Cecil John Charles Street (1884-1964) was an amazingly productive author of Golden Age crime fiction, writing under multiple names. As John Rhode, he created a series of about 70 books with Dr. Lancelot Priestley, Inspector Hanslet, and Inspector Jimmy Waghorn, published between 1925 and 1961. He also wrote short stories, stand-alone novels, stage plays, and non-fiction under this pseudonym. As Cecil Waye, he wrote four novels about Christopher and Vivienne Perrin, private investigators in London. Under the name Miles Burton, he wrote about 60 novels between 1930 and 1960 featuring Desmond Merrion and Inspector Henry Arnold.

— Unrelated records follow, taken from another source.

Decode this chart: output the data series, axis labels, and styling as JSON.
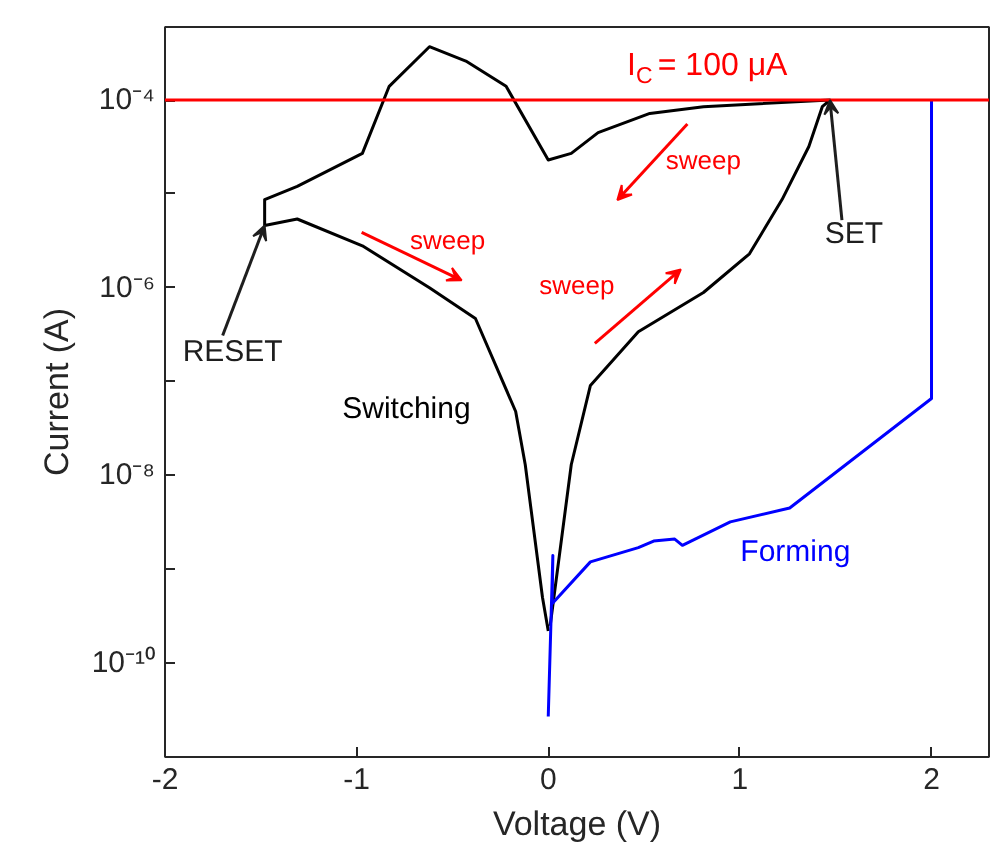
{
  "chart_data": {
    "type": "line",
    "xlabel": "Voltage (V)",
    "ylabel": "Current (A)",
    "log": "y",
    "xlim": [
      -2,
      2.3
    ],
    "xticks": [
      -2,
      -1,
      0,
      1,
      2
    ],
    "ylim": [
      1e-11,
      0.0006
    ],
    "yticks": [
      {
        "value": 1e-11,
        "label": null
      },
      {
        "value": 1e-10,
        "label": "10⁻¹⁰"
      },
      {
        "value": 1e-09,
        "label": null
      },
      {
        "value": 1e-08,
        "label": "10⁻⁸"
      },
      {
        "value": 1e-07,
        "label": null
      },
      {
        "value": 1e-06,
        "label": "10⁻⁶"
      },
      {
        "value": 1e-05,
        "label": null
      },
      {
        "value": 0.0001,
        "label": "10⁻⁴"
      }
    ],
    "series": [
      {
        "name": "Switching",
        "color": "#000000",
        "x": [
          0.01,
          0.12,
          0.22,
          0.47,
          0.81,
          1.05,
          1.22,
          1.36,
          1.43,
          1.47,
          0.81,
          0.53,
          0.26,
          0.12,
          0,
          -0.22,
          -0.43,
          -0.62,
          -0.83,
          -0.97,
          -1.31,
          -1.48,
          -1.48,
          -1.31,
          -0.97,
          -0.62,
          -0.38,
          -0.17,
          -0.12,
          -0.03,
          0
        ],
        "values": [
          2.5e-10,
          1.3e-08,
          9.1e-08,
          3.4e-07,
          8.9e-07,
          2.3e-06,
          8.7e-06,
          3.2e-05,
          8.5e-05,
          0.0001,
          8.5e-05,
          7.2e-05,
          4.5e-05,
          2.7e-05,
          2.3e-05,
          0.00014,
          0.00026,
          0.00037,
          0.00014,
          2.7e-05,
          1.2e-05,
          8.7e-06,
          4.6e-06,
          5.4e-06,
          2.8e-06,
          1e-06,
          4.7e-07,
          4.8e-08,
          1.3e-08,
          5e-10,
          2.2e-10
        ]
      },
      {
        "name": "Forming",
        "color": "#0000ff",
        "x": [
          0,
          0.024,
          0.02,
          0.22,
          0.47,
          0.55,
          0.66,
          0.7,
          0.95,
          1.26,
          2.0,
          2.0
        ],
        "values": [
          2.7e-11,
          1.4e-09,
          4.3e-10,
          1.2e-09,
          1.7e-09,
          2e-09,
          2.1e-09,
          1.8e-09,
          3.2e-09,
          4.5e-09,
          6.6e-08,
          0.0001
        ]
      }
    ],
    "ref_lines": [
      {
        "axis": "y",
        "value": 0.0001,
        "label": "I$_{C}$ = 100 μA",
        "color": "#ff0000",
        "line_style": "solid"
      }
    ],
    "annotations": [
      "sweep",
      "sweep",
      "sweep",
      {
        "text": "RESET",
        "x": -1.48,
        "y": 4.6e-06
      },
      {
        "text": "SET",
        "x": 1.47,
        "y": 0.0001
      }
    ]
  }
}
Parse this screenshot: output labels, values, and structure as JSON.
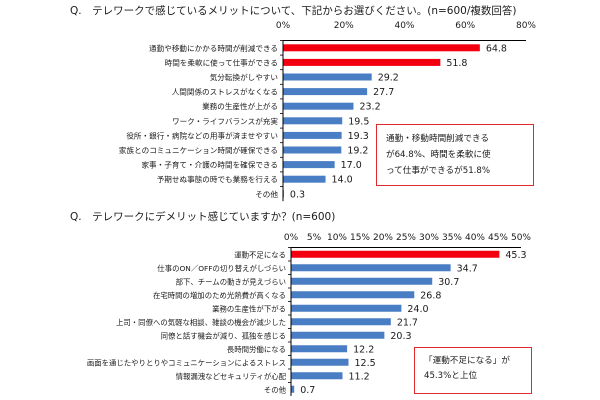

For more about Street and his extensive body of work, see Masters of the Humdrum Mystery: Cecil John Charles Street, Freeman Wills Crofts, Alfred Walter Stewart and the English Detective Novel by Curtis Evans (McFarland, 2012).
Dr. Priestley was Street’s most enduring creation. A former mathematics professor, he is a sort of forensics specialist at the time of the stories, only interested in the cases that Inspector Hanslet brings him if they offer an intriguing puzzle.
The seventeenth title about Priestley is an excellent example of his intellectual problem-solving. The Motor Rally Mystery (Collins Crime Club, 1934), published in the United States as Dr. Priestley Lays a Trap (Dodd, Mead & Co., 1933), describes a cross-country motor vehicle race that ends for two of the participants in what seems to be an unfortunate crash. The speeds of the vehicles and the deadlines to which they were held make the wreck unsurprising. Dr. Priestley asks questions about tread marks on the road and other forensic evidence from the scene. The answers are dubious enough to raise official eyebrows, and the police launch an investigation despite the coroner’s finding of accidental death.
The plot hearkens back to those GAD stories that involve analysis of train schedules and train stops, as Dr. Priestley reviews maps of the race course and the various checkpoints along the way. The distances between official pit stops and the road condition receive his focused attention, as does the wreckage of the fatal motor car. In classic great detective style, he keeps his assistants in the dark until the last minute when the unexpected culprit is revealed.
The Dr. Priestley books are always a pleasure to visit. The elaborate solutions are impossible for me to guess, the writing is strong, and the pacing is even. The series is essential reading for anyone interested in traditional mysteries.